Open davordbetter opened 7 months ago
did you find any workaround for the same, getting same issue while running it on bunch of hosts having both arm64 and amd64 type archs
Hey @devmittal02, Haven't checked it out as we are building a new role for Grafana Agent which is for flow mode (recommended way now) so probably can test this out on that.
If you wanna double check, we have a PR open so I can get any changes you want in that right now.
My "workaround" is to group arm and amd VM in different groups and run 2 pipelines with interntory limit (-l)
This seems a very weird issue, @davordbetter any thoughts on why this is specially failing on GitLab?
@devmittal02 What platform are you running the playbook on?
Hey i think the issue is because of this run once, i am running on AWX to the entire fleet of ec2 machines, it spins up a on demand container and triggeres the playbook across the machines using SSM,
What's happening is lets say for 1st machine when it ran lets say that was AMD, so it downloaded the binary for that only and store in local, next time when ARM machine comes , it skips download step because of "run once" and copies only the previous AMD variant of binary, hence the issue of file doesn't exists, as it is a wrong binary
- name: Download Grafana Agent binary to controller (localhost)
block:
- name: Create Grafana Agent temp directory
become: false
ansible.builtin.file:
path: "{{ grafana_agent_local_tmp_dir }}"
state: directory
mode: 0751
delegate_to: localhost
check_mode: false
run_once: true
- name: Download Grafana Agent archive to local folder
become: false
ansible.builtin.get_url:
url: "{{ _grafana_agent_download_url }}"
dest: "{{ grafana_agent_local_tmp_dir }}/grafana-agent_{{ _grafana_agent_cpu_arch }}_{{ grafana_agent_version }}.zip"
mode: 0664
register: _download_archive
until: _download_archive is succeeded
retries: 5
delay: 2
delegate_to: localhost
check_mode: false
run_once: true
- name: Extract grafana-agent.zip
become: false
ansible.builtin.unarchive:
src: "{{ grafana_agent_local_tmp_dir }}/grafana-agent_{{ _grafana_agent_cpu_arch }}_{{ grafana_agent_version }}.zip"
dest: "{{ grafana_agent_local_tmp_dir }}"
remote_src: false
delegate_to: localhost
run_once: true
@ishanjainn can't figure it out, why same docker image with roles runs on my pc with both binaries, on gitlab pipeline only one (which is correct acorting to role run_once).
But only difference is that my pc is M2 macbook (emulated amd64 docker image) while gitlab runner runs on amd64 linux ubuntu vm.

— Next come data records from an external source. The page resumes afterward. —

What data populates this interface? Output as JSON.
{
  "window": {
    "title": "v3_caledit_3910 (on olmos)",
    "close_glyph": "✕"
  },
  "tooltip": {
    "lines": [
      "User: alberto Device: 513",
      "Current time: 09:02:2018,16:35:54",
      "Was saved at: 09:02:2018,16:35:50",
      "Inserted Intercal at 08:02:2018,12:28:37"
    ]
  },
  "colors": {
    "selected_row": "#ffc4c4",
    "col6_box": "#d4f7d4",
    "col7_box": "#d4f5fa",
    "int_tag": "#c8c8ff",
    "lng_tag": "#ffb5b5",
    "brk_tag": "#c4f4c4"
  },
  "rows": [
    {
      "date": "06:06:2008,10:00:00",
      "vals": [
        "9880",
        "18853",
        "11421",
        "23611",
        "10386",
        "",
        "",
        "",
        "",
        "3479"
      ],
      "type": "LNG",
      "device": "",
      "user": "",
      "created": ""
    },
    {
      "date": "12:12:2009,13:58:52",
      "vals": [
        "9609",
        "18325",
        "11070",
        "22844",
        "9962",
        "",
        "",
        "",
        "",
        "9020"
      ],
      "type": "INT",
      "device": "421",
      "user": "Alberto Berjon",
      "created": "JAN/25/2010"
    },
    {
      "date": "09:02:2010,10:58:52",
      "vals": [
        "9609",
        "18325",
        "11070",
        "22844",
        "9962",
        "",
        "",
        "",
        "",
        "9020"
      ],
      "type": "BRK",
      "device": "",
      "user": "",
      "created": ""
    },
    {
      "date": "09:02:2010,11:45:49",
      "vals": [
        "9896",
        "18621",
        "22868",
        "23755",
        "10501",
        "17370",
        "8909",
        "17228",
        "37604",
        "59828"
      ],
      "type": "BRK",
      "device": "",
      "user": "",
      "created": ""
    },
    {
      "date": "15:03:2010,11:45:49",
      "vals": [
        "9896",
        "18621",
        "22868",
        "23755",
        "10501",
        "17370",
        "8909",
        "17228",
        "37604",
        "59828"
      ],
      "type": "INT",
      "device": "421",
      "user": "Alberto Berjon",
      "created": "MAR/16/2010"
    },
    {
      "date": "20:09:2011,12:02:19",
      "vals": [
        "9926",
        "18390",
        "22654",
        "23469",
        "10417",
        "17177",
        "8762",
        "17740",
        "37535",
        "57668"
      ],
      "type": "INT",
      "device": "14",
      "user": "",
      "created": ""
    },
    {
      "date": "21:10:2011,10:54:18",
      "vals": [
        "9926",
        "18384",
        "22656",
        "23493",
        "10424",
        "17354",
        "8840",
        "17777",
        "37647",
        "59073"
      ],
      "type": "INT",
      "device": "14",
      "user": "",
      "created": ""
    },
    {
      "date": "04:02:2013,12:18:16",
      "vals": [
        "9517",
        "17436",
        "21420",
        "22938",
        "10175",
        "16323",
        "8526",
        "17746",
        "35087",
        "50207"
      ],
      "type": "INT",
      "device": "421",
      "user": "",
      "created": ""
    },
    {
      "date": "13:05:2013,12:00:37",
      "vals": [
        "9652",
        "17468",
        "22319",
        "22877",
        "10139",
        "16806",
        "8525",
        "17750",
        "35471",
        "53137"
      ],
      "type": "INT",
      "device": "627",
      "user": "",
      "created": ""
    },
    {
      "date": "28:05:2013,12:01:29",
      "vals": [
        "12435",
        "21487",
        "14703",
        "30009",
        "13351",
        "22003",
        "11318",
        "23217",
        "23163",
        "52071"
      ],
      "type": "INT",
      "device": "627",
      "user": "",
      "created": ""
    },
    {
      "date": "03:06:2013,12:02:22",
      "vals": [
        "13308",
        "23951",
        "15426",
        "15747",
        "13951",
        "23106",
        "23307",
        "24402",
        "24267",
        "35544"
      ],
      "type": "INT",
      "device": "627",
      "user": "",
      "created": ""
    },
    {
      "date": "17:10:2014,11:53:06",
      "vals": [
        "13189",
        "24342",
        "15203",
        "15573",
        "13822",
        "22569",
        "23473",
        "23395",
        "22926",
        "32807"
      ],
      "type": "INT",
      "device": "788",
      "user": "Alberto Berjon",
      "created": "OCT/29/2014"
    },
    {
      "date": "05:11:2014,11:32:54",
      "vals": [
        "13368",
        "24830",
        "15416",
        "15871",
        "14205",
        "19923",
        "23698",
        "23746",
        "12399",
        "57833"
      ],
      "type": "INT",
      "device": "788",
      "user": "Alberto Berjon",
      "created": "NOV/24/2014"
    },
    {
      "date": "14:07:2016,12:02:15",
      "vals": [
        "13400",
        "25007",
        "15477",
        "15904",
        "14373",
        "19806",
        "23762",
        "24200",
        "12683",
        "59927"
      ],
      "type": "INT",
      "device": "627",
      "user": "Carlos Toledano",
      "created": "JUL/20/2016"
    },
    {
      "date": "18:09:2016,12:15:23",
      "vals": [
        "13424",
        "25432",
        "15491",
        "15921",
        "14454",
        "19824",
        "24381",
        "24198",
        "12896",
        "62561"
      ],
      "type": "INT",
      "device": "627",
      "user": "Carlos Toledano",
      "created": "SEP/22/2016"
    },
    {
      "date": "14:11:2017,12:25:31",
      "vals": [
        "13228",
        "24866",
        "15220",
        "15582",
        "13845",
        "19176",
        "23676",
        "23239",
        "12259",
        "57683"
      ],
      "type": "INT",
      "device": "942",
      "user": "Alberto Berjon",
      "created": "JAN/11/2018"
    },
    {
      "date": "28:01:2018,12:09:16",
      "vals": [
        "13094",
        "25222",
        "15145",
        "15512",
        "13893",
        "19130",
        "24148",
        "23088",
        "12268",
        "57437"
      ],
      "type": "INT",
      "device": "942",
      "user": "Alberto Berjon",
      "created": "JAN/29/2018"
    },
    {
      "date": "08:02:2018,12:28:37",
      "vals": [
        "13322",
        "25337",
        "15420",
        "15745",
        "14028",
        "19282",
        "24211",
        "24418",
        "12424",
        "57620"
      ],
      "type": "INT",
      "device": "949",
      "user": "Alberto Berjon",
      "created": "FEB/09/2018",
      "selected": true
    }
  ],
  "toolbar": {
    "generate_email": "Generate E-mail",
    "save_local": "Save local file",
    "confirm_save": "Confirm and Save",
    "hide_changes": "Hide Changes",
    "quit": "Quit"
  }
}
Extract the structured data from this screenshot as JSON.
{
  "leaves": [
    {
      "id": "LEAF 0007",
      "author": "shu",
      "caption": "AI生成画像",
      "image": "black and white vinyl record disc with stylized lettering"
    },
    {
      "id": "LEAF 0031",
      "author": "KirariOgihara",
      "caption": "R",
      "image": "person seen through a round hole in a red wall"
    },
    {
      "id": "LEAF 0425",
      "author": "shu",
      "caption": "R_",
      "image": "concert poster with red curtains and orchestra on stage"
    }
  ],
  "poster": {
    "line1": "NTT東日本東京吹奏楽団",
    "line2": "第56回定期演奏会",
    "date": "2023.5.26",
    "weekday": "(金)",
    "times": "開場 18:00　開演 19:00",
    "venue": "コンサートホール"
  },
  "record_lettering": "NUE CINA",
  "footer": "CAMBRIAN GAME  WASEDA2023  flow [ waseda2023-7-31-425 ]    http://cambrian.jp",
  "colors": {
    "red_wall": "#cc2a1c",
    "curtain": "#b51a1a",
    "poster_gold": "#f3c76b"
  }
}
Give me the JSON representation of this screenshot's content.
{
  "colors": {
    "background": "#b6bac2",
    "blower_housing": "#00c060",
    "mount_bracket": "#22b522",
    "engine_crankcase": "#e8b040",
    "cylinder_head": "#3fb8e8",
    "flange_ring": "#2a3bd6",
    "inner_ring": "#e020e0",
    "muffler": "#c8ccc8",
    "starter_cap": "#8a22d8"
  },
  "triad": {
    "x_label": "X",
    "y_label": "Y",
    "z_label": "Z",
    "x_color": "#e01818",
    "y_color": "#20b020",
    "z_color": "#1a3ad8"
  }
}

The issue is indeed that the task has "run_once" It downloads the zip according the the facts of the first host, if that host contains a different cpu architecture than the others then that's going to cause the issue described.
Until this gets fixed the simplest workaround would be to separate the hosts based on cpu architecture in the playbook that executes the role.
Something like this:
[amd64_hosts]
example.host.tld
[arm64_hosts]
arm.host.tld
---
- name: Grafana agent on amd64 hosts
hosts: amd64_hosts
roles:
- role: grafana.grafana.grafana_agent
- name: Grafana agent on amd64 hosts
hosts: arm64_hosts
roles:
- role: grafana.grafana.grafana_agent
Based on the message in the Grafana Agent documentation:
Grafana Alloy is the new name for our distribution of the OTel collector. Grafana Agent has been deprecated and is in Long-Term Support (LTS) through October 31, 2025. Grafana Agent will reach an End-of-Life (EOL) on November 1, 2025. Read more about why we recommend migrating to Grafana Alloy.
I believe this can be closed, and migration to Alloy is required. @ishanjainn, what are your thoughts?
I have two hosts in inventory. One machine is amd64 and another is arm64.
While running ansible-playbook on my pc, it works fine.
While same playbook on gitlab ci/cd pipeline does not repeat download archive and downloads only amd64 binary
Looking at role task
it has option "run_once: true". Now I'm confused why did repeat download on local env, while pipeline did honor run_once parameter.
Anyway, I think run_once should not be here or it should be solved in some different way. On other hand, this run_once is handy when I run script over high amount of VMs.